Nasional

KPAI Sebut Ada 1.801 Pengaduan terkait Pemenuhan Hak Anak pada Januari-November 2024

Selasa, 31 Desember 2024 | 17:15 WIB

KPAI Sebut Ada 1.801 Pengaduan terkait Pemenuhan Hak Anak pada Januari-November 2024

Ilustrasi (Freepik)

Jakarta, NU Online
Komisioner Komisi Perlindungan Anak Indonesia (KPAI) Kluster Pendidikan, Waktu Luang, Budaya, dan Agama, Aris Adi Leksono menjabarkan data pengaduan yang masuk ke KPAI selama bulan Januari hingga November 2024 sebanyak 1.801 kasus.

 

Hal tersebut ia sampaikan dalam acara webinar Refleksi Akhir Tahun Pendidikan Keragaman dan Hak Asasi Manusia: Stop Kekerasan, Masa Depan Perlindungan Guru dan Murid pada Senin (30/12/2024).

 

Ia mengatakan 1.801 kasus itu bersumber dari kasus pemenuhan hak anak sebanyak 1.201 kasus atau 66,6 persen dan kasus perlindungan khusus anak sebanyak 600 kasus atau 33,4 persen.

 

"Apakah kemudian ini terpisah? Tentu tidak, ada korelasi terhadap situasi saat ini. Ketika pemenuhan hak anak itu banyak masalah, banyak kasus, tentu akan berimplikasi terhadap perlindungan khusus juga akan naik kasusnya,” ujar Aris.

 

Aris menyampaikan contoh hubungan kasus pemenuhan hak anak dan kasus perlindungan khusus anak di lingkungan pendidikan.

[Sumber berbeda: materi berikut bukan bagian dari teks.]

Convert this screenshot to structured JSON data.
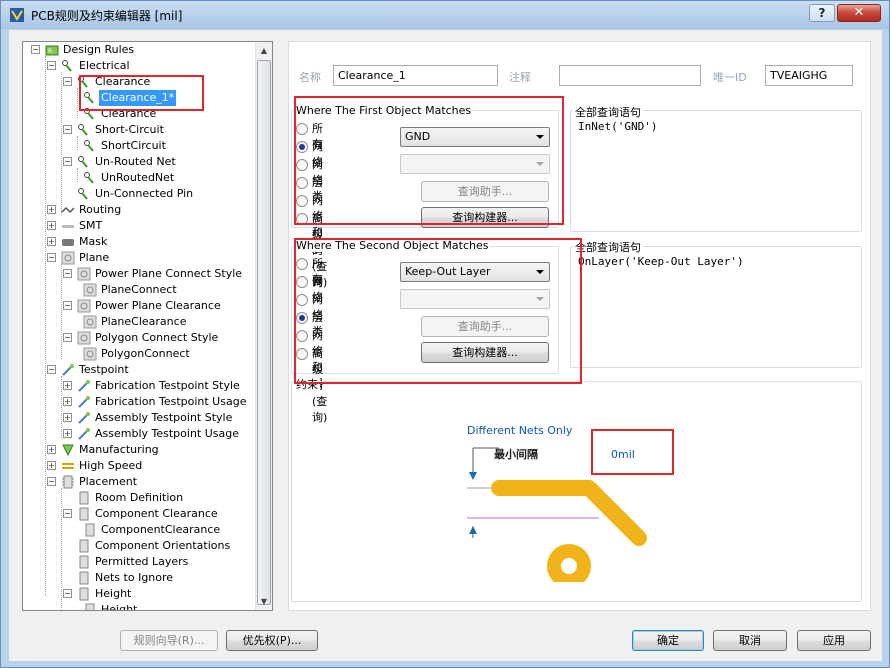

Menurutnya, jika di lingkungan pendidikan masih ada diskriminasi, seperti dalam lingkup agama atau kemampuan ekonomi keluarga masih tinggi, akan berpotensi anak menjadi korban ataupun pelaku kekerasan.

 

"Angka yang mengadu ke KPAI ini, angka yang mengalami hambatan proses keadilan di tingkat bawah, sehingga dia (korban) sampai mengadu agar KPAI hadir memastikan keadilan itu didapatkan, misalkan anak korban kekerasan, anak korban bullying, perundungan, anak korban diskriminasi,” ujarnya.

 

Aris menjabarkan 10 kasus tertinggi pada pemenuhan hak anak yaitu anak korban pelarangan akses bertemu orang tua sebanyak 197 kasus, anak korban pemenuhan hak nafkah sebanyak 149 kasus, anak korban pengasuhan bermasalah atau konflik orang tua atau keluarga sebanyak 114 kasus, anak korban pengasuhan bermasalah sebanyak 93 kasus.

 

Ia menambahkan kasus anak korban perebutan hak kuasa asuh sebanyak 73 kasus, anak korban diskriminasi karena tunggakan pembayaran SPP sebanyak 51 kasus, anak korban perundungan di satuan pendidikan (tanpa LP) sebanyak 31 kasus, anak korban pemenuhan fasilitas pendidikan sebanyak 23 kasus, anak sebagai korban kebijakan di lingkungan pendidikan sebanyak 16 kasus, dan anak korban kebijakan sekolah sebanyak 10 kasus.

 

"Yang tinggi kasus pengasuhan di lingkungan keluarga, ketika kasus pengasuhan itu tinggi ternyata berimplikasi terhadap rumah kedua anak di satuan pendidikan, mudah terpengaruh dengan hal yang negatif, ke sekolah untuk belajar ternyata disana terpengaruh temannya akhirnya melakukan kekerasan atau menjadi korban,” ucapnya.

 

Aris menjabarkan 10 kasus tertinggi pada perlindungan khusus anak yaitu kasus anak sebagai korban pencabulan sebanyak 95 kasus, anak sebagai korban penganiayaan sebanyak 66 kasus, anak sebagai korban kekerasan seksual pemerkosaan sebanyak 55 kasus, anak sebagai korban kekerasan psikis sebanyak 38 kasus, anak sebagai korban perlakuan salah dan penelantaran sebanyak 19 kasus.

 

Ia menambahkan kasus anak sebagai korban pembunuhan sebanyak 15 kasus, anak sebagai korban pencabulan sesama jenis sebanyak 14 kasus, anak korban kerusuhan atau konflik sosial sebanyak 12 kasus, anak sebagai pelaku kejahatan siber sebanyak 9 kasus, dan anak sebagai pelaku penganiayaan sebanyak 8 kasus.

 

"Ada PR (pekerjaan rumah) melindungi anak di ruang keluarga, sekolah, lingkungan masyarakat, sekarang mereka di dunia maya juga mengalami tantangan atau ancaman yang luar biasa,” kata Aris.